It’s commonplace to try on suits, dresses, trousers or shoes before buying them. People instinctively know they need to try on clothes to be sure they fit, feel comfortable and are attracted to them. What about a home? It’s probably the most expensive purchase you’ll ever make. Isn’t it even more important to “try on” a home before you purchase it?
What on earth do I mean? Well, it’s usual to look for a home in places that are convenient to work and schools. Most folks take the daily commute into consideration when shopping for a home. Why not take the daily, weekly, and even monthly activities of family members consciously into account, too?
I once helped a young, single woman named Wendy to find and buy her first home. She worked for Geico, was rising very nicely in the company and wanted a home of her own and the tax break home ownership affords. She asked my advice about choosing, and we had a conversation in which I mentioned many of the sorts of things I’ve said here. We made a list of what mattered to her. Then we went shopping. We looked at a lot of houses. After we came out of each one, we had a talk about how it measured up to Wendy’s list.
One of the houses we looked at belonged to the young woman who later became my daughter-in-law. It was brick, all on one level had a fireplace in the living room, and had patio doors from the master bedroom and dining rooms to an enormous deck with a hot tub. It was beautifully decorated in a sort of “pared down Victorian” style. There was a brass bed, some wicker, lots of healthy house plants, and a few Victorian pieces of furniture that were actually old, family pieces.
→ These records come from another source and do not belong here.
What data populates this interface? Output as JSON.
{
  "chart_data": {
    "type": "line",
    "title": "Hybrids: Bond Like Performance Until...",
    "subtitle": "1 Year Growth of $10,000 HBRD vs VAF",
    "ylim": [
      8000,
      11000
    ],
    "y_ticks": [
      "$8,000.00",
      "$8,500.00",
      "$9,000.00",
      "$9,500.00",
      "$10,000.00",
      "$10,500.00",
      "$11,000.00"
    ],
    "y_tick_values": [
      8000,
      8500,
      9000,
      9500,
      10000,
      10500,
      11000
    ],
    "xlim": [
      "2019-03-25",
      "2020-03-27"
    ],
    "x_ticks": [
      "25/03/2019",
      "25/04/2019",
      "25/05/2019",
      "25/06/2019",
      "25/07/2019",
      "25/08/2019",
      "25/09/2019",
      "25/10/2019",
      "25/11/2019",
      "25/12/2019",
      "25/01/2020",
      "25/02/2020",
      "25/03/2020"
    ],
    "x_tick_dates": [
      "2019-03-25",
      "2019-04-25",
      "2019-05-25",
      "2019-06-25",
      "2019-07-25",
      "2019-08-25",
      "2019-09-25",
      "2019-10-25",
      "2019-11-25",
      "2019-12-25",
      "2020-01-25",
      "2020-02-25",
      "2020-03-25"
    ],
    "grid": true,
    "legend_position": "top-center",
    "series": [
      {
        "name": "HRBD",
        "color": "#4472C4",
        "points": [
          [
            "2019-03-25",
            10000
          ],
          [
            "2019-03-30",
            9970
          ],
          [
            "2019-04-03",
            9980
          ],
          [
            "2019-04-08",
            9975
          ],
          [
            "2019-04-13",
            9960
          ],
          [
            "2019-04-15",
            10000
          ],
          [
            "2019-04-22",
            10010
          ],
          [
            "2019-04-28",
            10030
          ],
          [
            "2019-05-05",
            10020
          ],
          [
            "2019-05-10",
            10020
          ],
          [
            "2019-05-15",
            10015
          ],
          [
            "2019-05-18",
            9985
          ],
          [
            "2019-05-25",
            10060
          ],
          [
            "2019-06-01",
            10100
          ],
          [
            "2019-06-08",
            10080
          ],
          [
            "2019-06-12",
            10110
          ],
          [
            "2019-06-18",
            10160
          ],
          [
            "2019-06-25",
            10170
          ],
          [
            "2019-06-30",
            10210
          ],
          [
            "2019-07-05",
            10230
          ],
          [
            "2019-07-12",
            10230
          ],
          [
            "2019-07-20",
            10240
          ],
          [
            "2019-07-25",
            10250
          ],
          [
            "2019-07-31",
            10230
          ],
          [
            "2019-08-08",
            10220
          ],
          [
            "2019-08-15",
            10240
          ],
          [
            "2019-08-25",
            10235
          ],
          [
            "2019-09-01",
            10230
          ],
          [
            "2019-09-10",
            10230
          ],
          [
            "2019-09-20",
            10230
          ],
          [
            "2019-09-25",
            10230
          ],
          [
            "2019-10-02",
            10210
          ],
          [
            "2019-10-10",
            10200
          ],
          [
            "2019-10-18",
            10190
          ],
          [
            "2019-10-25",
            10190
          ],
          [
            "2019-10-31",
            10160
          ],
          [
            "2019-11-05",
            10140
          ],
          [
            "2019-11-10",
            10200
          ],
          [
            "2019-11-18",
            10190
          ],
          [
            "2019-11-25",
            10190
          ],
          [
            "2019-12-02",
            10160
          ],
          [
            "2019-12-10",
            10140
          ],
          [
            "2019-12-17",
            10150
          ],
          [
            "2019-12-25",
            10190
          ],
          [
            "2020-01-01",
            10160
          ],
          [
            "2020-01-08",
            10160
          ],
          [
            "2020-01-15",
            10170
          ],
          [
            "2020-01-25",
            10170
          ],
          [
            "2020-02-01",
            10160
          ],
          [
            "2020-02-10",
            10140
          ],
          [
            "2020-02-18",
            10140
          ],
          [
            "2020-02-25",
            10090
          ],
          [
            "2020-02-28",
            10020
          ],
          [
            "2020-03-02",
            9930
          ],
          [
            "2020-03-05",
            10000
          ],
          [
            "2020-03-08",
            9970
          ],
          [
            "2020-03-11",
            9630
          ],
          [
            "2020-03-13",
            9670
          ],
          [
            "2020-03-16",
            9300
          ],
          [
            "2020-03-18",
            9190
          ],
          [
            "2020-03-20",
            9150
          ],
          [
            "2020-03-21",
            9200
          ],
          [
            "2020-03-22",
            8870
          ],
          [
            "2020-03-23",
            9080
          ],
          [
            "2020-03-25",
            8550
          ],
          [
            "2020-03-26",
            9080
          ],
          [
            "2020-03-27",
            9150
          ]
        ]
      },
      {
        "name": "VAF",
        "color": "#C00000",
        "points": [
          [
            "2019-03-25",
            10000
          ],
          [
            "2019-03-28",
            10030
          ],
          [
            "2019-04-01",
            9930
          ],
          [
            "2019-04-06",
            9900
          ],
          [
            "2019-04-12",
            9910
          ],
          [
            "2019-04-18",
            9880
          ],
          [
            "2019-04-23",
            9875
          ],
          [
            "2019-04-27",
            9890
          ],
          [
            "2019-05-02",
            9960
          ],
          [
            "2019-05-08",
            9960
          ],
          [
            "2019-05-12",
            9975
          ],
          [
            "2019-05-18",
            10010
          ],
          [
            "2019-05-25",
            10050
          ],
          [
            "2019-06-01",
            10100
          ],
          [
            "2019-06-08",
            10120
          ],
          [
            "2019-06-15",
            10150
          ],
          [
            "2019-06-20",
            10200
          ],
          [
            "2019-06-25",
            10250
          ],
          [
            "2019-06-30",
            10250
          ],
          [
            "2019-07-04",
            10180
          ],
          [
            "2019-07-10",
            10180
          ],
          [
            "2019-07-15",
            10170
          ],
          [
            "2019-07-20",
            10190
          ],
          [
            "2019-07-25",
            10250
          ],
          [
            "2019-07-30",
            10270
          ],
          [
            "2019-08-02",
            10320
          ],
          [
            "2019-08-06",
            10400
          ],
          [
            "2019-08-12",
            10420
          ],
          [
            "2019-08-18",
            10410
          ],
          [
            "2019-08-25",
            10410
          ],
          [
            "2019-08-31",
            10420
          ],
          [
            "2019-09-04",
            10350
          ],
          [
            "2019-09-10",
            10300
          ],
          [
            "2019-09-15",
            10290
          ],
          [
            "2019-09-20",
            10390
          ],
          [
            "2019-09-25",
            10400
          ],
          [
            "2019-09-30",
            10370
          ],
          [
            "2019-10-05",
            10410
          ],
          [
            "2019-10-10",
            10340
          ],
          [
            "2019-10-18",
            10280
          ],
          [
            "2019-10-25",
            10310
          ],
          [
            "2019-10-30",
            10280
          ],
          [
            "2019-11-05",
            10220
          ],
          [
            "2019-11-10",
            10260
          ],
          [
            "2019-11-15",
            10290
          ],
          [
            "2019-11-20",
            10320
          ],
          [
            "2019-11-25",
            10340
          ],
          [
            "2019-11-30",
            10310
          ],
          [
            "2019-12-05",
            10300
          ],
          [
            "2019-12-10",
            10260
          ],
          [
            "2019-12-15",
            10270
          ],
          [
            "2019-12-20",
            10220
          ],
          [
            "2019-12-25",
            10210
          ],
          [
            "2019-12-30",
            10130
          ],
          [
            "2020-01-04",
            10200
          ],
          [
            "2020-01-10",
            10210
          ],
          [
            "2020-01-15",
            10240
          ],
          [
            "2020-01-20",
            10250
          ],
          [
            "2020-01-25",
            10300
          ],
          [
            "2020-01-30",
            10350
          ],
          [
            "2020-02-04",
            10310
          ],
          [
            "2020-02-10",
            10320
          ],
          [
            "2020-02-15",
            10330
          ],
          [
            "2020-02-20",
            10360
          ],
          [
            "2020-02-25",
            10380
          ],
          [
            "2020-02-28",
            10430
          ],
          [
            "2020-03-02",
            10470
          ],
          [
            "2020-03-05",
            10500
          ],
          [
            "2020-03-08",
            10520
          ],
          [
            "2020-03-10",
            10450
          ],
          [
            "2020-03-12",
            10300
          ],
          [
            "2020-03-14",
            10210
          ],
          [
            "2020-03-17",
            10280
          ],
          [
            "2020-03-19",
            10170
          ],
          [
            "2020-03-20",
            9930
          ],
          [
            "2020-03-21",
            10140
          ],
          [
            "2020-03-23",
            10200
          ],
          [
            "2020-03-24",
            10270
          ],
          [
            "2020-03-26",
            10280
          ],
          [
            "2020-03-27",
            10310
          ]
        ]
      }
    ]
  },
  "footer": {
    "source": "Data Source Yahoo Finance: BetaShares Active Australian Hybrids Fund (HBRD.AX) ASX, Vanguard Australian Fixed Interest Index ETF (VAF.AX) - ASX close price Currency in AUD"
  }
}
Silver framed family photos were clustered on top of the piano.
After we emerged from the house, Wendy started down the two steps to the car and then froze in place. She had the oddest expression on her face. I asked what was wrong, and she began to look sheepish and confessed, “That house is so pretty and so nicely decorated, I just enjoyed looking at it and didn’t give any thought to how I’d live in it. I just wanted it.”
We went back inside. Wendy still admired what had been done with the house, but decided it wasn’t right for her.
Knowing what’s important to you can save costly mistakes. The process of “trying on” a house helps you evaluate what’s important. I think you’ll find it’s worth the effort.